Give Thanks With a Thankful Heart

As I grew up, I would have to say I had an easy life.  My story is not filled with deceit and corruption from friends and family, but really an attitude of love and care.  It is not filled with the worlds worst pains and difficulties.  Some would call this fortunate.  Some would call it luck.  Some would call it God’s plan, which I would agree with.

Due to the very fact that I grew up in this environment, I tended to neglect thankfulness.  I did not realize that I had much to be thankful for.  Typically, as we are such a materialistic people, we are only thankful for the items that we possess.  I was thankful for my toys, my sports equipment, my video games, the house I lived in, the car that I drove.  Very little was I thankful for the parents that made it possible to have all of these possessions.  Very little was I thankful for the parents that spent day in and day out working so that I would have a roof over my head and food on the table.

It was not until I began to work that I realized that I had thanks, but did not give thanks. A few years back, recently eighteen years old, a senior in high school, I worked for my dad over the winter break.  Before this, I “worked” a summer job teaching children tennis.  That was more fun than it was work!  This new job in the factory of Coca-Cola Bottling Co. in Fort Smith, Arkansas, would teach me the value of thankfulness.
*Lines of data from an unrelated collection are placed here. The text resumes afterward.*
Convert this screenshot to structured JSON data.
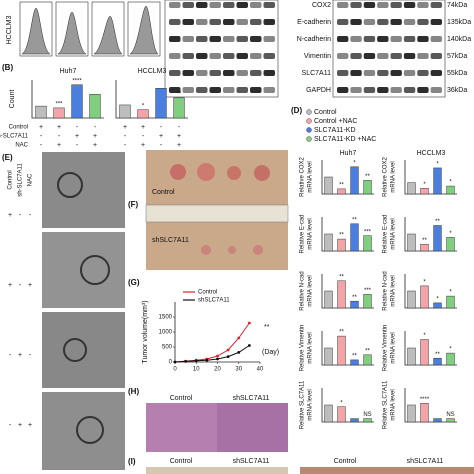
{
  "blot": {
    "proteins": [
      "COX2",
      "E-cadherin",
      "N-cadherin",
      "Vimentin",
      "SLC7A11",
      "GAPDH"
    ],
    "sizes": [
      "74kDa",
      "135kDa",
      "140kDa",
      "57kDa",
      "55kDa",
      "36kDa"
    ]
  },
  "flow": {
    "cell_line": "HCCLM3"
  },
  "panel_labels": [
    "(B)",
    "(D)",
    "(E)",
    "(F)",
    "(G)",
    "(H)",
    "(I)"
  ],
  "palette": [
    "#bdbdbd",
    "#f4a3a8",
    "#4a7fe0",
    "#7fcf7f"
  ],
  "panel_b": {
    "conditions": [
      {
        "name": "Control",
        "marks": [
          "+",
          "+",
          "-",
          "-",
          "+",
          "+",
          "-",
          "-"
        ]
      },
      {
        "name": "sh-SLC7A11",
        "marks": [
          "-",
          "-",
          "+",
          "+",
          "-",
          "-",
          "+",
          "+"
        ]
      },
      {
        "name": "NAC",
        "marks": [
          "-",
          "+",
          "-",
          "+",
          "-",
          "+",
          "-",
          "+"
        ]
      }
    ]
  },
  "panel_d": {
    "legend": [
      "Control",
      "Control +NAC",
      "SLC7A11-KD",
      "SLC7A11-KD +NAC"
    ]
  },
  "panel_e": {
    "conditions": [
      {
        "name": "Control",
        "marks": [
          "+",
          "+",
          "-",
          "-"
        ]
      },
      {
        "name": "sh-SLC7A11",
        "marks": [
          "-",
          "-",
          "+",
          "+"
        ]
      },
      {
        "name": "NAC",
        "marks": [
          "-",
          "+",
          "-",
          "+"
        ]
      }
    ]
  },
  "panel_f": {
    "labels": [
      "Control",
      "shSLC7A11"
    ]
  },
  "panel_h": {
    "labels": [
      "Control",
      "shSLC7A11"
    ]
  },
  "panel_i": {
    "labels": [
      "Control",
      "shSLC7A11",
      "Control",
      "shSLC7A11"
    ]
  },
  "chart_data": [
    {
      "type": "bar",
      "title": "Huh7",
      "y_label": "Count",
      "values": [
        1.0,
        0.85,
        2.8,
        2.0
      ],
      "bar_labels": [
        null,
        "***",
        "****",
        null
      ],
      "ylim": [
        0,
        3.2
      ]
    },
    {
      "type": "bar",
      "title": "HCCLM3",
      "values": [
        1.1,
        0.7,
        2.5,
        1.7
      ],
      "bar_labels": [
        null,
        "*",
        null,
        "**"
      ],
      "ylim": [
        0,
        3.2
      ]
    },
    {
      "type": "bar",
      "title": "Huh7",
      "y_label": [
        "Relative COX2",
        "mRNA level"
      ],
      "values": [
        1.0,
        0.3,
        1.6,
        0.8
      ],
      "bar_labels": [
        null,
        "**",
        "*",
        "**"
      ],
      "ylim": [
        0,
        2
      ]
    },
    {
      "type": "bar",
      "title": "HCCLM3",
      "y_label": [
        "Relative COX2",
        "mRNA level"
      ],
      "values": [
        1.0,
        0.5,
        2.3,
        0.7
      ],
      "bar_labels": [
        null,
        "*",
        "*",
        "*"
      ],
      "ylim": [
        0,
        3
      ]
    },
    {
      "type": "bar",
      "y_label": [
        "Relative E-cad",
        "mRNA level"
      ],
      "values": [
        1.0,
        0.7,
        1.6,
        0.9
      ],
      "bar_labels": [
        null,
        "**",
        "**",
        "***"
      ],
      "ylim": [
        0,
        2
      ]
    },
    {
      "type": "bar",
      "y_label": [
        "Relative E-cad",
        "mRNA level"
      ],
      "values": [
        1.0,
        0.4,
        1.5,
        0.8
      ],
      "bar_labels": [
        null,
        "**",
        "**",
        "*"
      ],
      "ylim": [
        0,
        2
      ]
    },
    {
      "type": "bar",
      "y_label": [
        "Relative N-cad",
        "mRNA level"
      ],
      "values": [
        1.0,
        1.6,
        0.4,
        0.8
      ],
      "bar_labels": [
        null,
        "**",
        "**",
        "***"
      ],
      "ylim": [
        0,
        2
      ]
    },
    {
      "type": "bar",
      "y_label": [
        "Relative N-cad",
        "mRNA level"
      ],
      "values": [
        1.0,
        1.3,
        0.3,
        0.7
      ],
      "bar_labels": [
        null,
        "*",
        "*",
        "*"
      ],
      "ylim": [
        0,
        2
      ]
    },
    {
      "type": "bar",
      "y_label": [
        "Relative Vimentin",
        "mRNA level"
      ],
      "values": [
        1.0,
        1.7,
        0.3,
        0.6
      ],
      "bar_labels": [
        null,
        "**",
        "**",
        "**"
      ],
      "ylim": [
        0,
        2
      ]
    },
    {
      "type": "bar",
      "y_label": [
        "Relative Vimentin",
        "mRNA level"
      ],
      "values": [
        1.0,
        1.5,
        0.4,
        0.7
      ],
      "bar_labels": [
        null,
        "*",
        "**",
        "*"
      ],
      "ylim": [
        0,
        2
      ]
    },
    {
      "type": "bar",
      "y_label": [
        "Relative SLC7A11",
        "mRNA level"
      ],
      "values": [
        1.0,
        0.9,
        0.2,
        0.2
      ],
      "bar_labels": [
        null,
        "*",
        null,
        "NS"
      ],
      "ylim": [
        0,
        2
      ]
    },
    {
      "type": "bar",
      "y_label": [
        "Relative SLC7A11",
        "mRNA level"
      ],
      "values": [
        1.0,
        1.1,
        0.2,
        0.2
      ],
      "bar_labels": [
        null,
        "****",
        null,
        "NS"
      ],
      "ylim": [
        0,
        2
      ]
    },
    {
      "type": "line",
      "x_label": "(Day)",
      "y_label": "Tumor volume(mm³)",
      "annotation": "**",
      "x": [
        0,
        5,
        10,
        15,
        20,
        25,
        30,
        35
      ],
      "series": [
        {
          "name": "Control",
          "color": "#e0202a",
          "values": [
            0,
            30,
            60,
            100,
            200,
            400,
            800,
            1300
          ]
        },
        {
          "name": "shSLC7A11",
          "color": "#111111",
          "values": [
            0,
            20,
            40,
            60,
            100,
            180,
            320,
            550
          ]
        }
      ],
      "xlim": [
        0,
        40
      ],
      "ylim": [
        0,
        2000
      ],
      "xticks": [
        0,
        10,
        20,
        30,
        40
      ],
      "yticks": [
        0,
        500,
        1000,
        1500
      ]
    }
  ]
}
As the low man on the totem-pole, you tend to catch the jobs that nobody else wants to do.  From picking up spilled pallets of Fanta (which is the stickiest liquid in the world), to driving the forklift through 32-degree weather (and rain), to painting doors, to sweeping up enough dust to create a new Mount Everest, I began to understand the value of work.  It was in those winters and summers that I realized how difficult work can be, and I began to appreciate those that do certain jobs.

After changing oil, I appreciate those that change oil.  After driving the forklift in crazy weather, I appreciate those that do so on a consistent basis.  After working an internship and sitting in an office all day, I appreciate those that sit behind a desk each day.
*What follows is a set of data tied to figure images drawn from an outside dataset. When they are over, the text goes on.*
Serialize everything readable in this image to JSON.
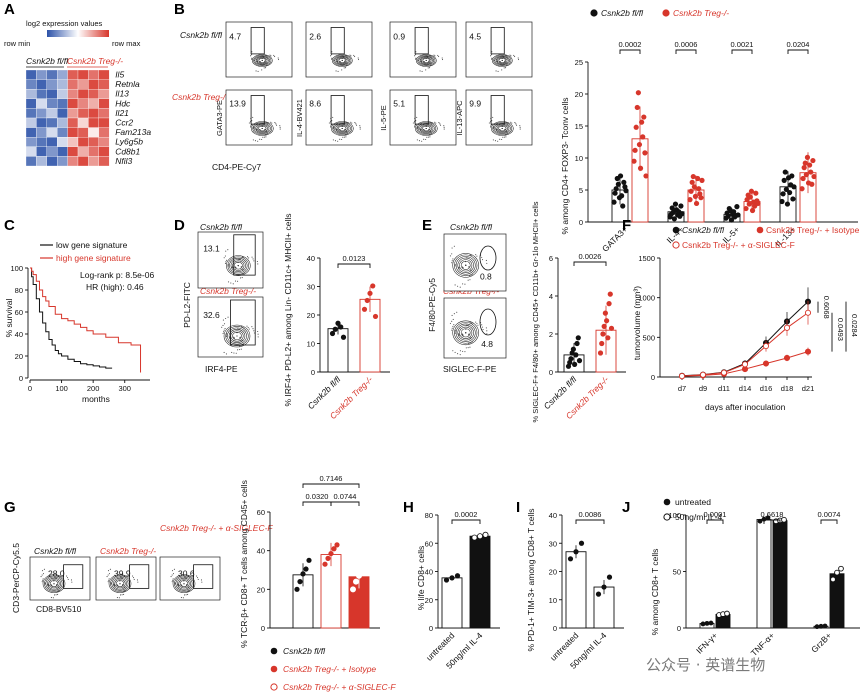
{
  "colors": {
    "red": "#d7362b",
    "pink": "#ef8a80",
    "black": "#111111",
    "blue": "#2c52a8",
    "lblue": "#a7b8e0",
    "lred": "#e99a93"
  },
  "panelA": {
    "letter": "A",
    "legend_title": "log2 expression values",
    "row_min": "row min",
    "row_max": "row max",
    "group1": "Csnk2b fl/fl",
    "group2": "Csnk2b Treg-/-",
    "genes": [
      "Il5",
      "Retnla",
      "Il13",
      "Hdc",
      "Il21",
      "Ccr2",
      "Fam213a",
      "Ly6g5b",
      "Cd8b1",
      "Nfil3"
    ],
    "matrix": [
      [
        -0.9,
        -0.6,
        -0.8,
        -0.5,
        0.8,
        0.9,
        0.7,
        0.9
      ],
      [
        -0.7,
        -0.9,
        -0.6,
        -0.4,
        0.7,
        0.5,
        0.9,
        0.8
      ],
      [
        -0.4,
        -0.8,
        -0.9,
        -0.3,
        0.6,
        0.9,
        0.8,
        0.5
      ],
      [
        -0.9,
        -0.2,
        -0.7,
        -0.8,
        0.9,
        0.6,
        0.4,
        0.9
      ],
      [
        -0.8,
        -0.6,
        -0.3,
        -0.9,
        0.5,
        0.8,
        0.9,
        0.7
      ],
      [
        -0.3,
        -0.9,
        -0.8,
        -0.4,
        0.8,
        0.2,
        0.9,
        0.9
      ],
      [
        -0.9,
        -0.6,
        -0.2,
        -0.7,
        0.9,
        0.8,
        0.1,
        0.7
      ],
      [
        -0.6,
        -0.8,
        -0.9,
        -0.2,
        0.3,
        0.9,
        0.8,
        0.6
      ],
      [
        -0.2,
        -0.9,
        -0.6,
        -0.9,
        0.9,
        0.4,
        0.7,
        0.9
      ],
      [
        -0.8,
        -0.4,
        -0.9,
        -0.6,
        0.6,
        0.9,
        0.5,
        0.8
      ]
    ]
  },
  "panelB": {
    "letter": "B",
    "row1": "Csnk2b fl/fl",
    "row2": "Csnk2b Treg-/-",
    "xlabel": "CD4-PE-Cy7",
    "ylabels": [
      "GATA3-PE",
      "IL-4-BV421",
      "IL-5-PE",
      "IL-13-APC"
    ],
    "pct_top": [
      "4.7",
      "2.6",
      "0.9",
      "4.5"
    ],
    "pct_bot": [
      "13.9",
      "8.6",
      "5.1",
      "9.9"
    ],
    "legend": [
      "Csnk2b fl/fl",
      "Csnk2b Treg-/-"
    ],
    "chart_data": {
      "type": "scatter-bar",
      "ylabel": "% among CD4+ FOXP3- Tconv cells",
      "categories": [
        "GATA3+",
        "IL-4+",
        "IL-5+",
        "IL-13+"
      ],
      "ylim": [
        0,
        25
      ],
      "yticks": [
        0,
        5,
        10,
        15,
        20,
        25
      ],
      "pvalues": [
        "0.0002",
        "0.0006",
        "0.0021",
        "0.0204"
      ],
      "series": [
        {
          "name": "Csnk2b fl/fl",
          "means": [
            5.0,
            1.6,
            1.2,
            5.5
          ],
          "points": [
            [
              3.1,
              4.5,
              5.2,
              6.8,
              5.9,
              3.8,
              7.2,
              4.1,
              2.5,
              6.2,
              5.5,
              4.9
            ],
            [
              0.8,
              1.2,
              2.2,
              1.5,
              0.5,
              2.8,
              1.9,
              1.1,
              1.6,
              0.9,
              2.5,
              1.3
            ],
            [
              0.6,
              1.4,
              0.9,
              2.1,
              1.8,
              0.3,
              1.2,
              1.6,
              0.8,
              1.0,
              2.4,
              1.1
            ],
            [
              3.2,
              4.4,
              6.5,
              7.8,
              5.1,
              2.8,
              6.9,
              4.6,
              5.8,
              7.2,
              3.6,
              5.5
            ]
          ]
        },
        {
          "name": "Csnk2b Treg-/-",
          "means": [
            13.0,
            5.0,
            3.2,
            7.7
          ],
          "points": [
            [
              9.5,
              11.2,
              14.8,
              17.9,
              20.2,
              12.1,
              8.4,
              15.6,
              13.3,
              16.4,
              10.8,
              7.2
            ],
            [
              3.5,
              4.8,
              6.2,
              7.1,
              5.5,
              4.0,
              2.9,
              6.8,
              5.2,
              4.4,
              3.8,
              6.5
            ],
            [
              2.1,
              3.5,
              4.2,
              2.8,
              3.9,
              4.8,
              1.8,
              3.1,
              2.5,
              4.5,
              3.3,
              2.9
            ],
            [
              5.2,
              6.8,
              8.5,
              9.2,
              7.4,
              10.1,
              6.1,
              8.9,
              7.8,
              5.9,
              9.6,
              7.1
            ]
          ]
        }
      ]
    }
  },
  "panelC": {
    "letter": "C",
    "legend": [
      "low gene signature",
      "high gene signature"
    ],
    "stats": [
      "Log-rank p: 8.5e-06",
      "HR (high): 0.46"
    ],
    "chart_data": {
      "type": "line",
      "xlabel": "months",
      "ylabel": "% survival",
      "xlim": [
        0,
        380
      ],
      "ylim": [
        0,
        100
      ],
      "xticks": [
        0,
        100,
        200,
        300
      ],
      "yticks": [
        0,
        20,
        40,
        60,
        80,
        100
      ],
      "series": [
        {
          "name": "low gene signature",
          "x": [
            0,
            5,
            10,
            20,
            30,
            40,
            50,
            60,
            70,
            80,
            90,
            100,
            120,
            140,
            160,
            180,
            200,
            220,
            240,
            260
          ],
          "y": [
            100,
            92,
            85,
            72,
            60,
            50,
            42,
            35,
            30,
            25,
            22,
            20,
            17,
            15,
            13,
            12,
            11,
            10,
            9,
            9
          ]
        },
        {
          "name": "high gene signature",
          "x": [
            0,
            5,
            10,
            20,
            30,
            40,
            50,
            60,
            80,
            100,
            120,
            140,
            160,
            180,
            200,
            240,
            280,
            320,
            350
          ],
          "y": [
            100,
            97,
            94,
            88,
            80,
            74,
            70,
            65,
            58,
            54,
            52,
            49,
            46,
            43,
            40,
            37,
            32,
            30,
            5
          ]
        }
      ]
    }
  },
  "panelD": {
    "letter": "D",
    "row1": "Csnk2b fl/fl",
    "row2": "Csnk2b Treg-/-",
    "pct": [
      "13.1",
      "32.6"
    ],
    "xlabel": "IRF4-PE",
    "ylabel": "PD-L2-FITC",
    "chart_data": {
      "type": "scatter-bar",
      "ylabel": "% IRF4+ PD-L2+ among Lin- CD11c+ MHCII+ cells",
      "categories": [
        "Csnk2b fl/fl",
        "Csnk2b Treg-/-"
      ],
      "ylim": [
        0,
        40
      ],
      "yticks": [
        0,
        10,
        20,
        30,
        40
      ],
      "pvalue": "0.0123",
      "means": [
        15.2,
        25.5
      ],
      "points": [
        [
          13.5,
          15.0,
          17.1,
          15.8,
          12.2
        ],
        [
          22.0,
          25.1,
          27.6,
          30.2,
          19.5
        ]
      ]
    }
  },
  "panelE": {
    "letter": "E",
    "row1": "Csnk2b fl/fl",
    "row2": "Csnk2b Treg-/-",
    "pct": [
      "0.8",
      "4.8"
    ],
    "xlabel": "SIGLEC-F-PE",
    "ylabel": "F4/80-PE-Cy5",
    "chart_data": {
      "type": "scatter-bar",
      "ylabel": "% SIGLEC-F+ F4/80+ among CD45+ CD11b+ Gr-1lo MHCII+ cells",
      "categories": [
        "Csnk2b fl/fl",
        "Csnk2b Treg-/-"
      ],
      "ylim": [
        0,
        6
      ],
      "yticks": [
        0,
        2,
        4,
        6
      ],
      "pvalue": "0.0026",
      "means": [
        0.9,
        2.2
      ],
      "points": [
        [
          0.3,
          0.5,
          0.7,
          1.0,
          1.2,
          0.4,
          0.9,
          1.5,
          1.8,
          0.6
        ],
        [
          1.0,
          1.5,
          2.0,
          2.4,
          3.1,
          2.7,
          1.8,
          3.6,
          4.1,
          2.3
        ]
      ]
    }
  },
  "panelF": {
    "letter": "F",
    "legend": [
      "Csnk2b fl/fl",
      "Csnk2b Treg-/- + Isotype",
      "Csnk2b Treg-/- + α-SIGLEC-F"
    ],
    "pvalues": [
      "0.6068",
      "0.0493",
      "0.0284"
    ],
    "chart_data": {
      "type": "line",
      "xlabel": "days after inoculation",
      "ylabel": "tumorvolume (mm³)",
      "categories": [
        "d7",
        "d9",
        "d11",
        "d14",
        "d16",
        "d18",
        "d21"
      ],
      "ylim": [
        0,
        1500
      ],
      "yticks": [
        0,
        500,
        1000,
        1500
      ],
      "series": [
        {
          "name": "Csnk2b fl/fl",
          "values": [
            15,
            30,
            60,
            170,
            430,
            700,
            950
          ],
          "err": [
            5,
            10,
            15,
            40,
            80,
            120,
            180
          ]
        },
        {
          "name": "Csnk2b Treg-/- + Isotype",
          "values": [
            10,
            20,
            40,
            100,
            170,
            240,
            320
          ],
          "err": [
            4,
            6,
            10,
            20,
            30,
            40,
            50
          ]
        },
        {
          "name": "Csnk2b Treg-/- + α-SIGLEC-F",
          "values": [
            12,
            28,
            55,
            160,
            390,
            620,
            810
          ],
          "err": [
            5,
            8,
            14,
            35,
            70,
            100,
            150
          ]
        }
      ]
    }
  },
  "panelG": {
    "letter": "G",
    "cols": [
      "Csnk2b fl/fl",
      "Csnk2b Treg-/-",
      "Csnk2b Treg-/- + α-SIGLEC-F"
    ],
    "pct": [
      "28.0",
      "39.9",
      "30.6"
    ],
    "xlabel": "CD8-BV510",
    "ylabel": "CD3-PerCP-Cy5.5",
    "legend": [
      "Csnk2b fl/fl",
      "Csnk2b Treg-/- + Isotype",
      "Csnk2b Treg-/- + α-SIGLEC-F"
    ],
    "chart_data": {
      "type": "scatter-bar",
      "ylabel": "% TCR-β+ CD8+ T cells among CD45+ cells",
      "categories": [
        "Csnk2b fl/fl",
        "Csnk2b Treg-/- + Isotype",
        "Csnk2b Treg-/- + α-SIGLEC-F"
      ],
      "ylim": [
        0,
        60
      ],
      "yticks": [
        0,
        20,
        40,
        60
      ],
      "pvalues": [
        "0.7146",
        "0.0320",
        "0.0744"
      ],
      "means": [
        27.5,
        38.0,
        26.5
      ],
      "points": [
        [
          20.0,
          24.0,
          28.0,
          30.5,
          35.0
        ],
        [
          33.0,
          36.0,
          38.5,
          41.0,
          43.0
        ],
        [
          20.0,
          24.0,
          27.0,
          30.0,
          33.0
        ]
      ]
    }
  },
  "panelH": {
    "letter": "H",
    "chart_data": {
      "type": "scatter-bar",
      "ylabel": "% life CD8+ cells",
      "categories": [
        "untreated",
        "50ng/ml IL-4"
      ],
      "ylim": [
        0,
        80
      ],
      "yticks": [
        0,
        20,
        40,
        60,
        80
      ],
      "pvalue": "0.0002",
      "means": [
        35.5,
        65.0
      ],
      "points": [
        [
          34.0,
          35.5,
          37.0
        ],
        [
          64.0,
          65.0,
          66.0
        ]
      ]
    }
  },
  "panelI": {
    "letter": "I",
    "chart_data": {
      "type": "scatter-bar",
      "ylabel": "% PD-1+ TIM-3+ among CD8+ T cells",
      "categories": [
        "untreated",
        "50ng/ml IL-4"
      ],
      "ylim": [
        0,
        40
      ],
      "yticks": [
        0,
        10,
        20,
        30,
        40
      ],
      "pvalue": "0.0086",
      "means": [
        27.0,
        14.5
      ],
      "points": [
        [
          24.5,
          27.0,
          30.0
        ],
        [
          12.0,
          14.5,
          18.0
        ]
      ]
    }
  },
  "panelJ": {
    "letter": "J",
    "legend": [
      "untreated",
      "50ng/ml IL-4"
    ],
    "chart_data": {
      "type": "bar",
      "ylabel": "% among CD8+ T cells",
      "categories": [
        "IFN-γ+",
        "TNF-α+",
        "GrzB+"
      ],
      "ylim": [
        0,
        100
      ],
      "yticks": [
        0,
        50,
        100
      ],
      "pvalues": [
        "0.0001",
        "0.6618",
        "0.0074"
      ],
      "series": [
        {
          "name": "untreated",
          "values": [
            4,
            96,
            1.5
          ],
          "points": [
            [
              3.6,
              4.1,
              4.4
            ],
            [
              94.5,
              96.3,
              97.5
            ],
            [
              1.2,
              1.5,
              1.8
            ]
          ]
        },
        {
          "name": "50ng/ml IL-4",
          "values": [
            12,
            95,
            48
          ],
          "points": [
            [
              11.5,
              12.3,
              12.8
            ],
            [
              94.5,
              95.2,
              95.8
            ],
            [
              43.0,
              49.0,
              52.5
            ]
          ]
        }
      ]
    }
  },
  "watermark": "公众号 · 英谱生物"
}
It was also in these days that I realized the difference between having thanks and giving thanks.  

Having Thanks

Having thanks is when you realize you are thankful, but do nothing about it.  It is being in a thankful state, but not acting in thankfulness.  It is having an emotion, but producing no fruit from that emotion.  It is when you say “Thank you,” but do not show “Thank you.”

Giving Thanks

Giving thanks is one step beyond having thanks.  It is doing something about the thankful heart that you have.  It is having the emotion of thankfulness and allowing that to produce thankful attitudes and actions.  It is not only telling somebody “Thank you,” but showing them your thankful heart by doing something for them in return.  It is not letting your parents foot the bill each time they take you out, but beginning to pick up the check when you can, showing a thankful heart for all that they have poured into you.
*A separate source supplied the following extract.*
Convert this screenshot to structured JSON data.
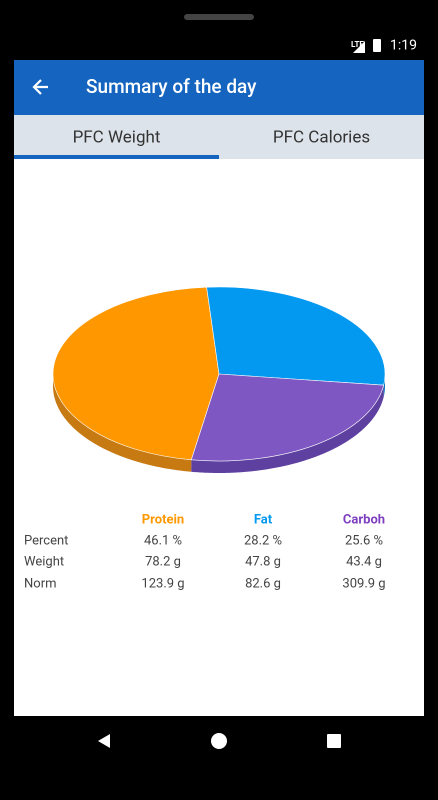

The Reason for Thankfulness

Our thanks, is simply a response to what He has done.  If God had not done anything, there would be no reason for thanks.  But, friend, I tell you that there is reason for innumerable thankfulness for God has given us abundant reasons to be thankful.

He has given life where death reigned.  He has given hope when only hopelessness existed.  He has given joy when despair was alone.

For all of these reasons and more, we “Rejoice always” (1 Thessalonians 5:16).  It is in this constant rejoicing that we “pray without ceasing” and “give thanks in all circumstances” (1 Thessalonians 5:17).  A thankful heart drives one to rejoice in the One whom we are thankful in and for.  We are not driven to Him apart from the act of prayer, in which we give Him the thanks that is due His name!

We tend to neglect that attitude and action of thankfulness.  May it not be so!  May this be a new Thanksgiving that we carry a new attitude and new actions, reflecting the truly thankful heart that we have.  What are you going to do this Thanksgiving to show “Thank you” rather than say “Thank you?”  What are you going to do to give thanks rather than have thanks?